If the current implementation blindly runs a heap-object-only write barrier, that is likely the bug.

3. Audit JIT and interpreter consistency

If the engine has multiple execution tiers, all of them must encode and store i31ref identically.

Checklist:
- Baseline compiler uses the same encode_i31ref() helper
- Optimizing compiler preserves 31-bit signed semantics
- Interpreter store path accepts immediate tagged refs
- Table initialization and global initialization use shared logic

4. Add a regression test for boundary values

This issue is a classic boundary bug, so tests should cover values just below, at, and above the threshold that previously crashed.

(module
  (global $g (mut anyref) ref.null any)
  (func (export "set") (param $x i32)
    local.get $x
    ref.i31
    global.set $g
  )
)

// Suggested test inputs
0
1
-1
262135
262136
1073741823
-1073741824

Also test table storage:

(module
  (table 4 anyref)
  (func (export "set") (param $i i32) (param $x i32)
    local.get $i
    local.get $x
    ref.i31
    table.set
  )
)

5. Validate with sanitizer and debug assertions

Add debug-only checks anywhere a GC reference is decoded or written.

assert(is_valid_tagged_ref(ref));
assert(!is_heap_ref(ref) || is_valid_heap_object(ref));

This turns a machine-level crash into an actionable failure much earlier in the pipeline.

6. Land the patch with a focused commit message

A good commit message for this issue would be:

Fix i31ref encoding in GC store paths

Normalize ref.i31 to signed 31-bit form and update global/table
store logic to handle immediate tagged references without applying
heap-only write barrier logic. Add regression tests for large i31ref
boundary values.

Common Edge Cases

• Negative values: Bugs often appear only for positive boundary values, but negative i31 payloads can break if sign extension is wrong.
• Table initialization: Even if table.set is fixed, elem segment initialization may still use an older store path.
• Global initializers: The module may crash at instantiation time, not call time, if the bug exists in constant initialization logic.
• Write barrier integration: Some runtimes assume every non-null GC value is a heap pointer. That assumption is invalid for i31ref.
• Tiered compilation: The interpreter may work while the optimizing JIT crashes, or the reverse, if helper routines are duplicated.
• Reference subtype confusion: anyref, eqref, and internal boxed reference types may share storage logic but not validation logic.
• Pointer compression or NaN-boxing: Engines using compact tagged layouts are especially vulnerable to off-by-one tag bit mistakes.

FAQ

Why does the bug appear only for larger values?
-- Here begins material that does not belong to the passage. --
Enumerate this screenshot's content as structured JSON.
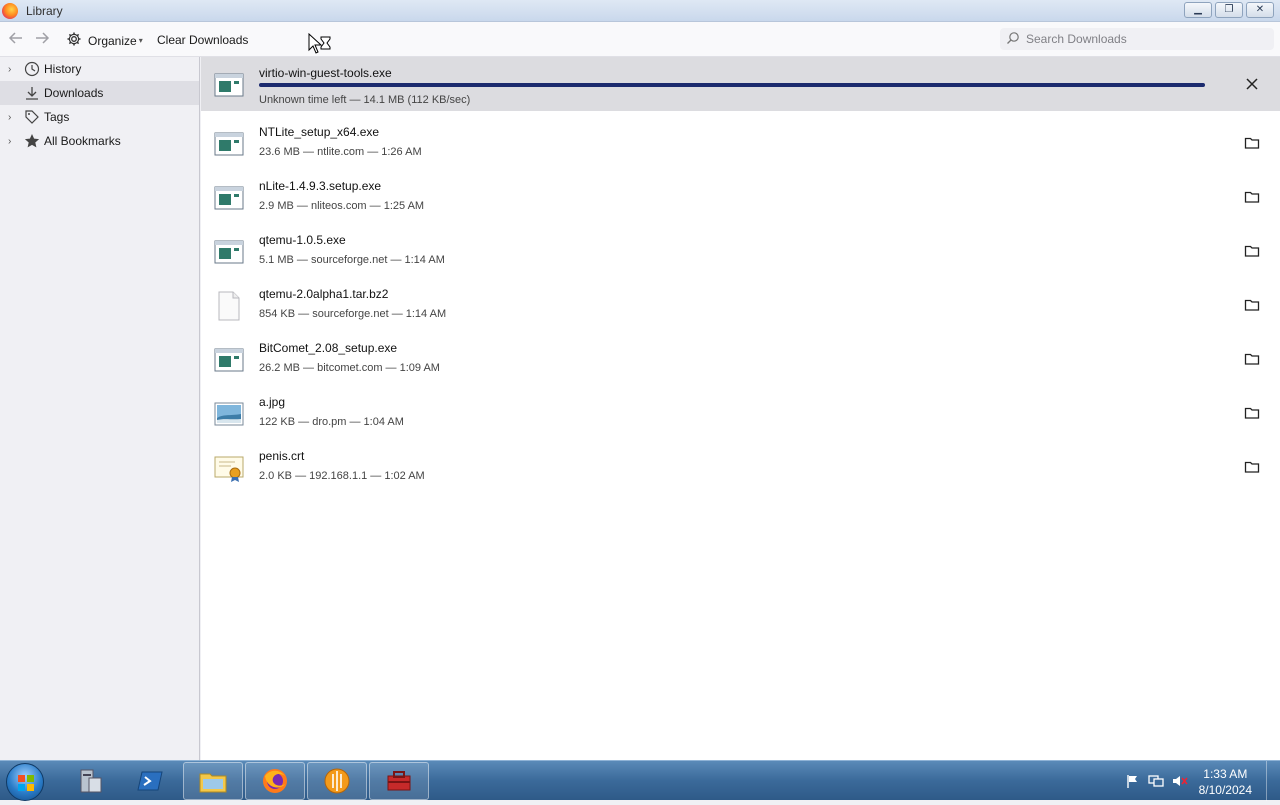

Because small values may still fit the engine’s accidental fast-path assumptions. Once higher bits are set, the encoded i31ref may overlap with tag bits or pointer classification bits, exposing the bug.

Is this a WebAssembly spec issue or an engine implementation issue?

This is an engine implementation issue. The Wasm program is valid if ref.i31, global.set, and table.set are implemented according to the GC proposal semantics.

Should the engine trap instead of crashing?

Yes. Even if the value were mishandled internally, the engine should never reach an illegal hardware instruction. A crash indicates broken internal validation, incorrect code generation, or unsafe runtime assumptions.

Recommended Fix Summary

To resolve this GitHub issue, make ref.i31 creation normalize to a signed 31-bit payload, ensure global.set and table.set accept immediate tagged references without heap-only handling, and add regression tests around the failing boundary values. That combination fixes the current crash and prevents future regressions in the engine’s GC reference representation pipeline.